Effect of dietary protein on post-prandial glucose in patients with type 1 diabetes
In flexible insulin therapy, determination of the prandial insulin dose only takes into account the carbohydrate content of the evening meal, and not the protein content. Protein can, however, contribute to gluconeogenesis. We compared the glycaemic effect of a standard evening meal with that of a test evening meal enriched in protein.

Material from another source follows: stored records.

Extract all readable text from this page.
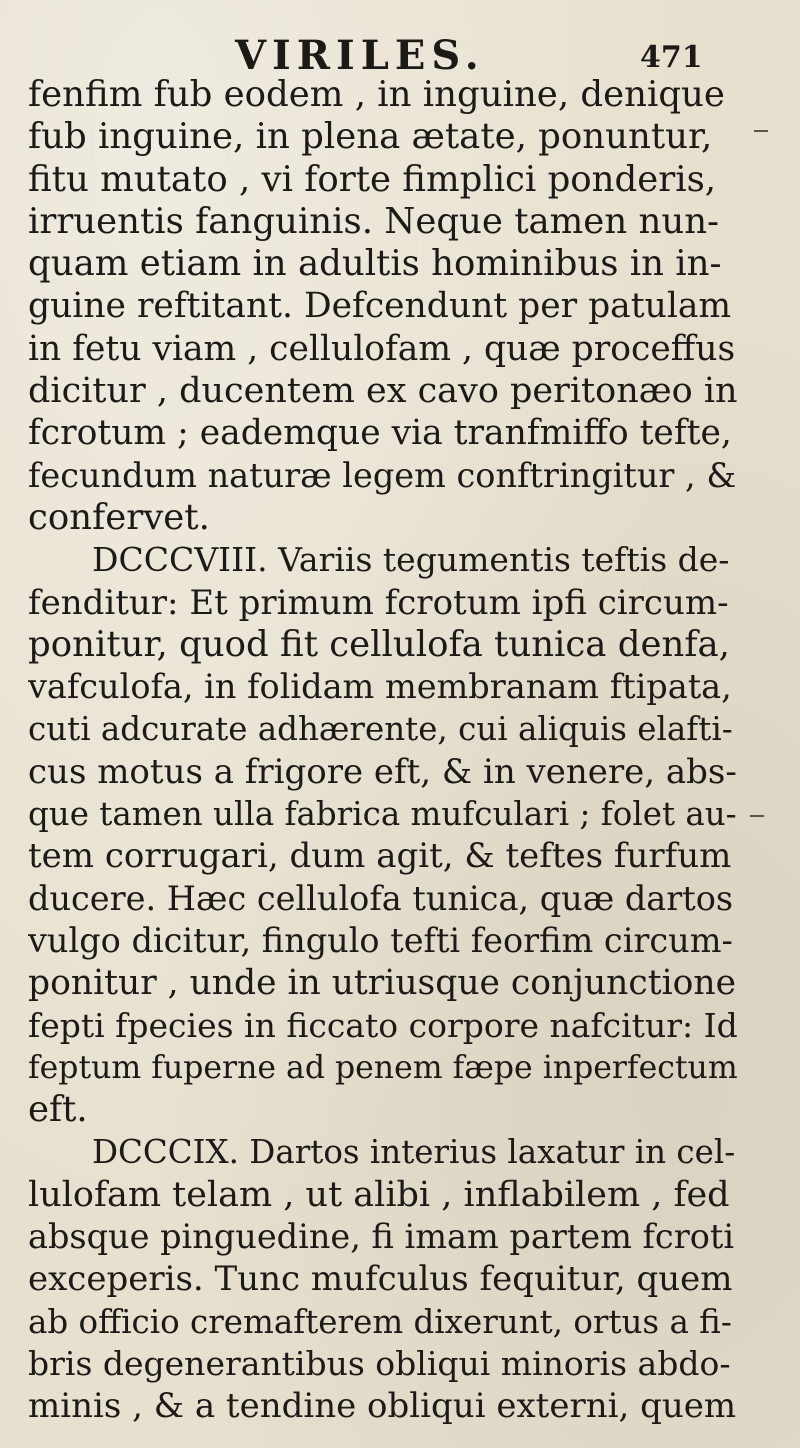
VIRILES.	471
fenfim fub eodem , in inguine, denique
fub inguine, in plena ætate, ponuntur,
fitu mutato , vi forte fimplici ponderis,
irruentis fanguinis. Neque tamen nun-
quam etiam in adultis hominibus in in-
guine reftitant. Defcendunt per patulam
in fetu viam , cellulofam , quæ proceffus
dicitur , ducentem ex cavo peritonæo in
fcrotum ; eademque via tranfmiffo tefte,
fecundum naturæ legem conftringitur , &
confervet.
DCCCVIII. Variis tegumentis teftis de-
fenditur: Et primum fcrotum ipfi circum-
ponitur, quod fit cellulofa tunica denfa,
vafculofa, in folidam membranam ftipata,
cuti adcurate adhærente, cui aliquis elafti-
cus motus a frigore eft, & in venere, abs-
que tamen ulla fabrica mufculari ; folet au-
tem corrugari, dum agit, & teftes furfum
ducere. Hæc cellulofa tunica, quæ dartos
vulgo dicitur, fingulo tefti feorfim circum-
ponitur , unde in utriusque conjunctione
fepti fpecies in ficcato corpore nafcitur: Id
feptum fuperne ad penem fæpe inperfectum
eft.
DCCCIX. Dartos interius laxatur in cel-
lulofam telam , ut alibi , inflabilem , fed
absque pinguedine, fi imam partem fcroti
exceperis. Tunc mufculus fequitur, quem
ab officio cremafterem dixerunt, ortus a fi-
bris degenerantibus obliqui minoris abdo-
minis , & a tendine obliqui externi, quem
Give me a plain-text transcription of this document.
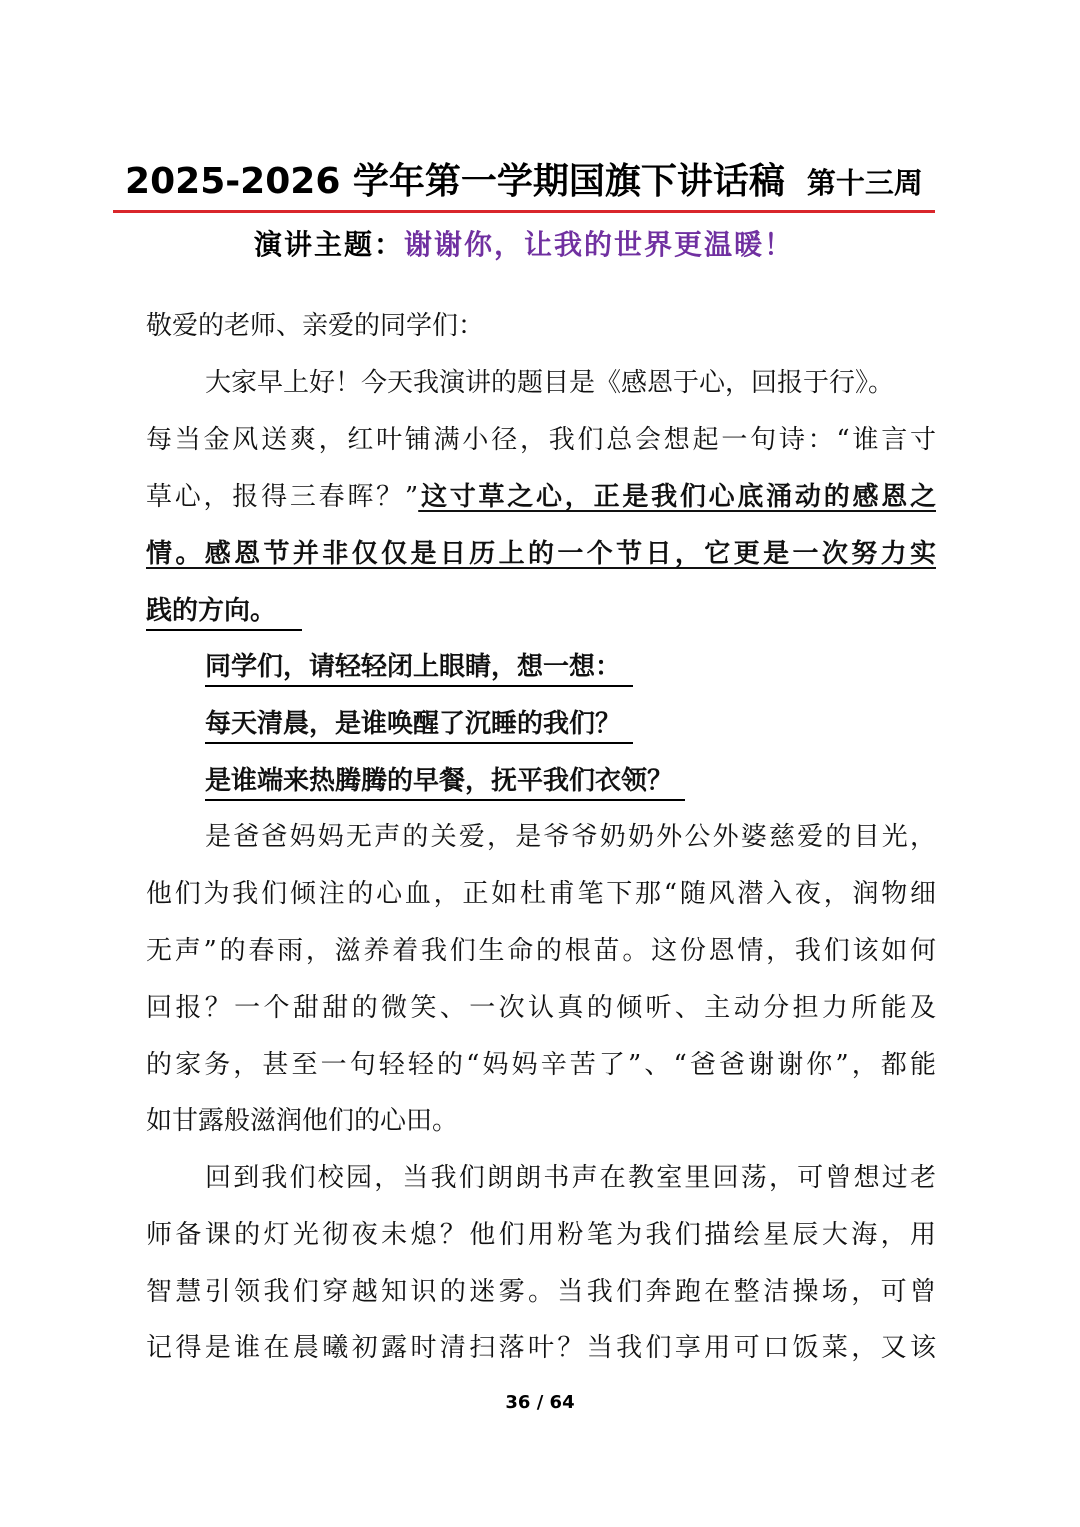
2025-2026 学年第一学期国旗下讲话稿 第十三周
演讲主题：谢谢你，让我的世界更温暖！
敬爱的老师、亲爱的同学们：
大家早上好！今天我演讲的题目是《感恩于心，回报于行》。
每当金风送爽，红叶铺满小径，我们总会想起一句诗：“谁言寸
草心，报得三春晖？”这寸草之心，正是我们心底涌动的感恩之
情。感恩节并非仅仅是日历上的一个节日，它更是一次努力实
践的方向。
同学们，请轻轻闭上眼睛，想一想：
每天清晨，是谁唤醒了沉睡的我们？
是谁端来热腾腾的早餐，抚平我们衣领？
是爸爸妈妈无声的关爱，是爷爷奶奶外公外婆慈爱的目光，
他们为我们倾注的心血，正如杜甫笔下那“随风潜入夜，润物细
无声”的春雨，滋养着我们生命的根苗。这份恩情，我们该如何
回报？一个甜甜的微笑、一次认真的倾听、主动分担力所能及
的家务，甚至一句轻轻的“妈妈辛苦了”、“爸爸谢谢你”，都能
如甘露般滋润他们的心田。
回到我们校园，当我们朗朗书声在教室里回荡，可曾想过老
师备课的灯光彻夜未熄？他们用粉笔为我们描绘星辰大海，用
智慧引领我们穿越知识的迷雾。当我们奔跑在整洁操场，可曾
记得是谁在晨曦初露时清扫落叶？当我们享用可口饭菜，又该
36 / 64
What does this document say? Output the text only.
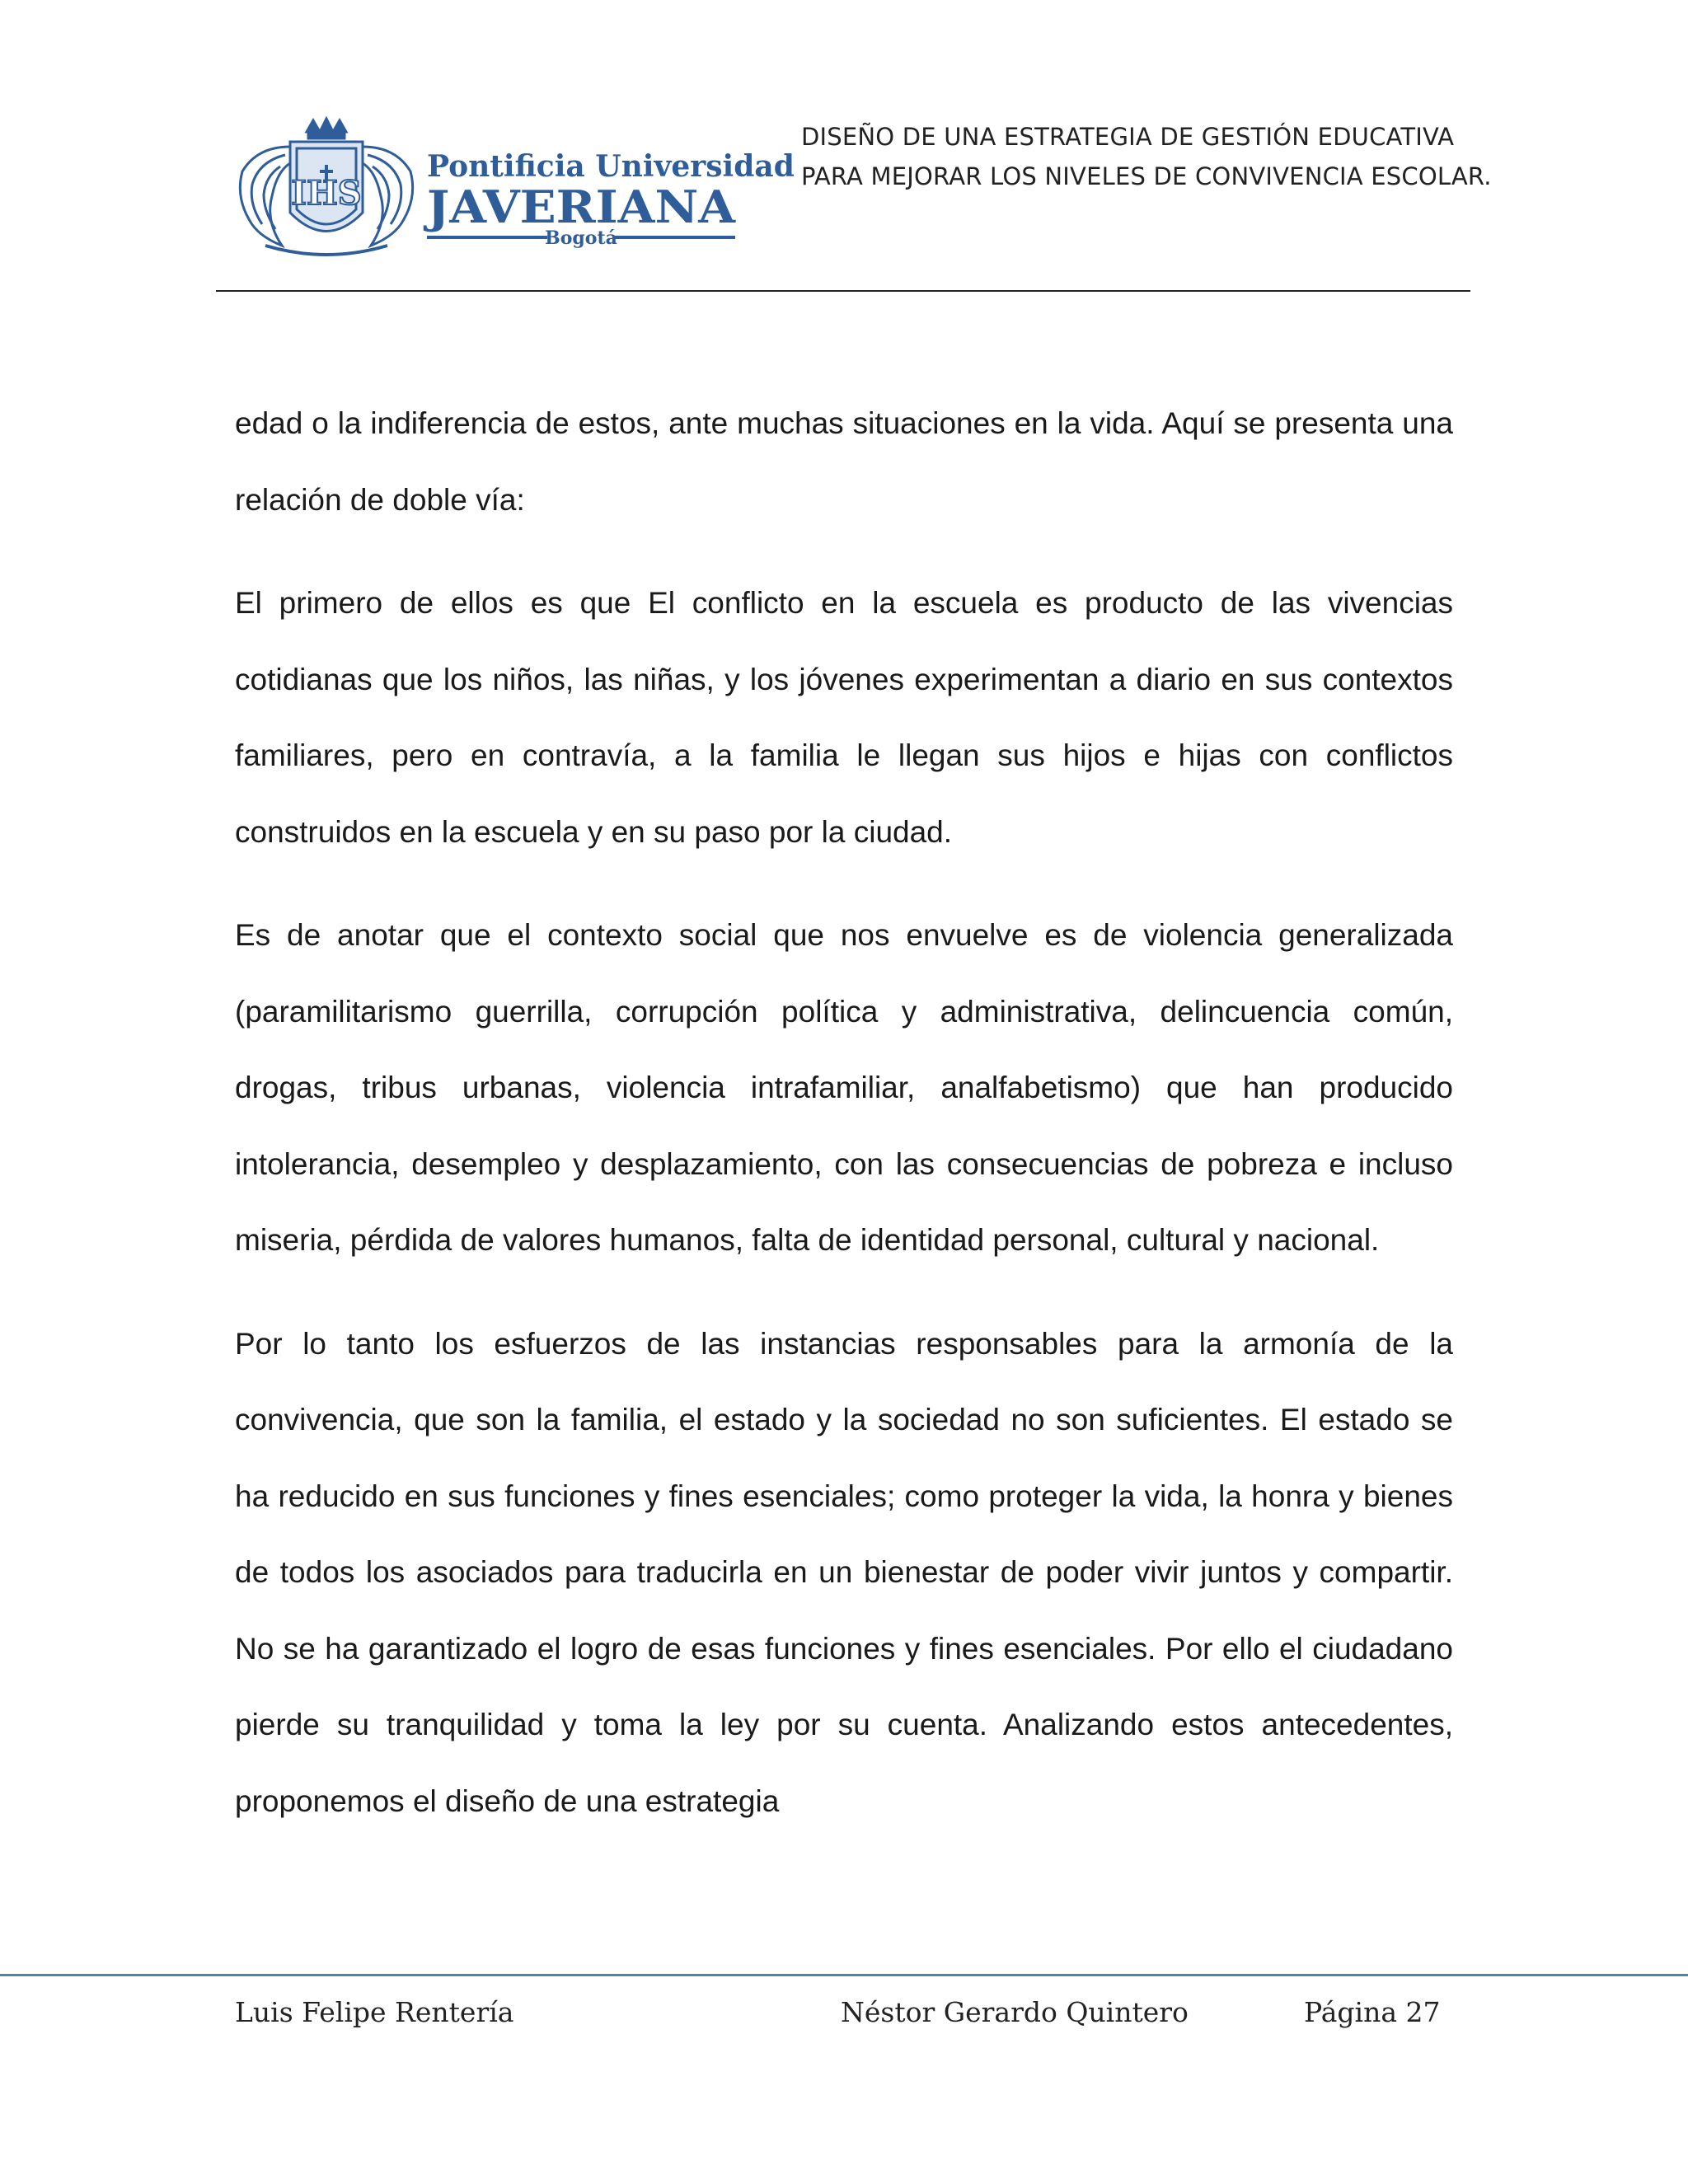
IHS
Pontificia Universidad
JAVERIANA
Bogotá
DISEÑO DE UNA ESTRATEGIA DE GESTIÓN EDUCATIVA
PARA MEJORAR LOS NIVELES DE CONVIVENCIA ESCOLAR.

edad o la indiferencia de estos, ante muchas situaciones en la vida. Aquí se presenta una relación de doble vía:

El primero de ellos es que El conflicto en la escuela es producto de las vivencias cotidianas que los niños, las niñas, y los jóvenes experimentan a diario en sus contextos familiares, pero en contravía, a la familia le llegan sus hijos e hijas con conflictos construidos en la escuela y en su paso por la ciudad.

Es de anotar que el contexto social que nos envuelve es de violencia generalizada (paramilitarismo guerrilla, corrupción política y administrativa, delincuencia común, drogas, tribus urbanas, violencia intrafamiliar, analfabetismo) que han producido intolerancia, desempleo y desplazamiento, con las consecuencias de pobreza e incluso miseria, pérdida de valores humanos, falta de identidad personal, cultural y nacional.

Por lo tanto los esfuerzos de las instancias responsables para la armonía de la convivencia, que son la familia, el estado y la sociedad no son suficientes. El estado se ha reducido en sus funciones y fines esenciales; como proteger la vida, la honra y bienes de todos los asociados para traducirla en un bienestar de poder vivir juntos y compartir. No se ha garantizado el logro de esas funciones y fines esenciales. Por ello el ciudadano pierde su tranquilidad y toma la ley por su cuenta. Analizando estos antecedentes, proponemos el diseño de una estrategia

Luis Felipe Rentería	Néstor Gerardo Quintero	Página 27
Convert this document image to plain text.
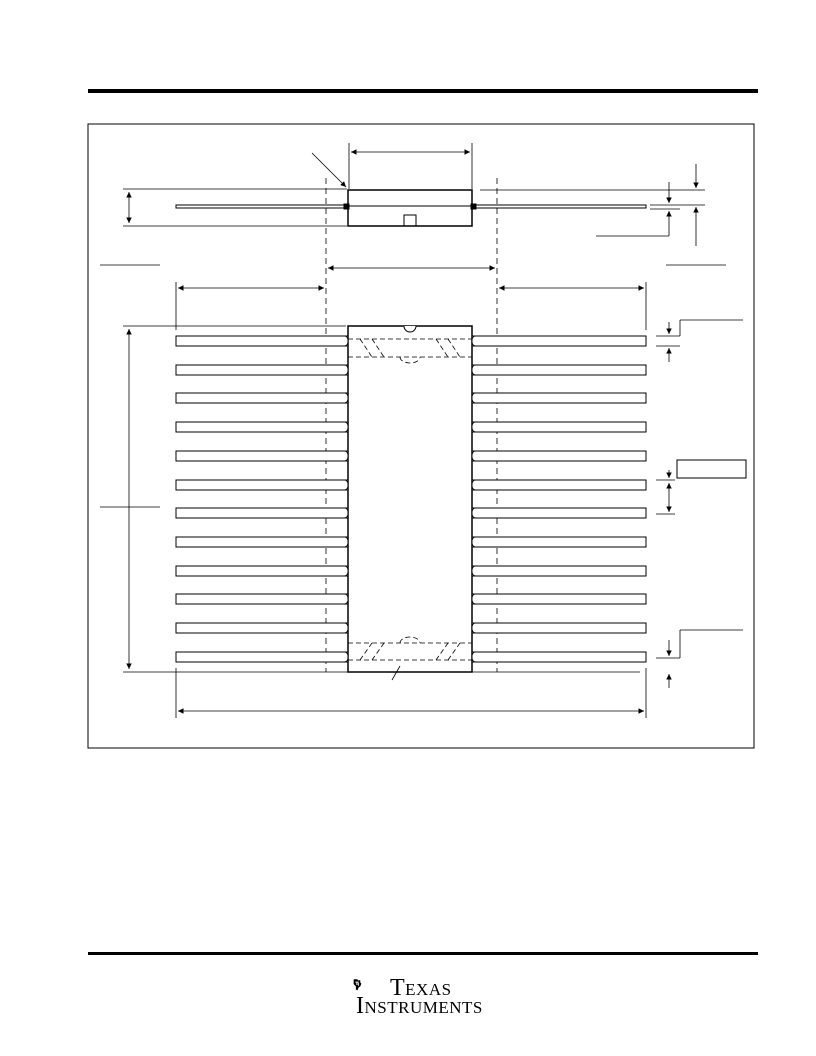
TEXAS
INSTRUMENTS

The present study was conducted in 28 C-peptide negative patients with type 1 diabetes. Two evening meals that were similar in content, except that one was enriched by the addition of 300 g of 0%-fat fromage frais, were taken on two consecutive days. Insulin doses were maintained exactly the same before both evening meals. Patients were monitored with a continuous glucose-monitoring device.
Patients ate similar quantities at both evening meals, except for protein (21.5 g more at the test evening meal). The preprandial insulin dose was 0.96 (0.4) U per 10 g carbohydrates. After correction for differences of interstitial glucose at the start of the evening meals, both interstitial and capillary glucose levels were similar after both evening meals, except for the late-post-prandial interstitial glucose level.
We found no effect of dietary protein on post-prandial-, overnight- or late-night glucose levels in patients with type 1 diabetes. This confirms that dietary proteins need not be included in the calculation of prandial insulin dose.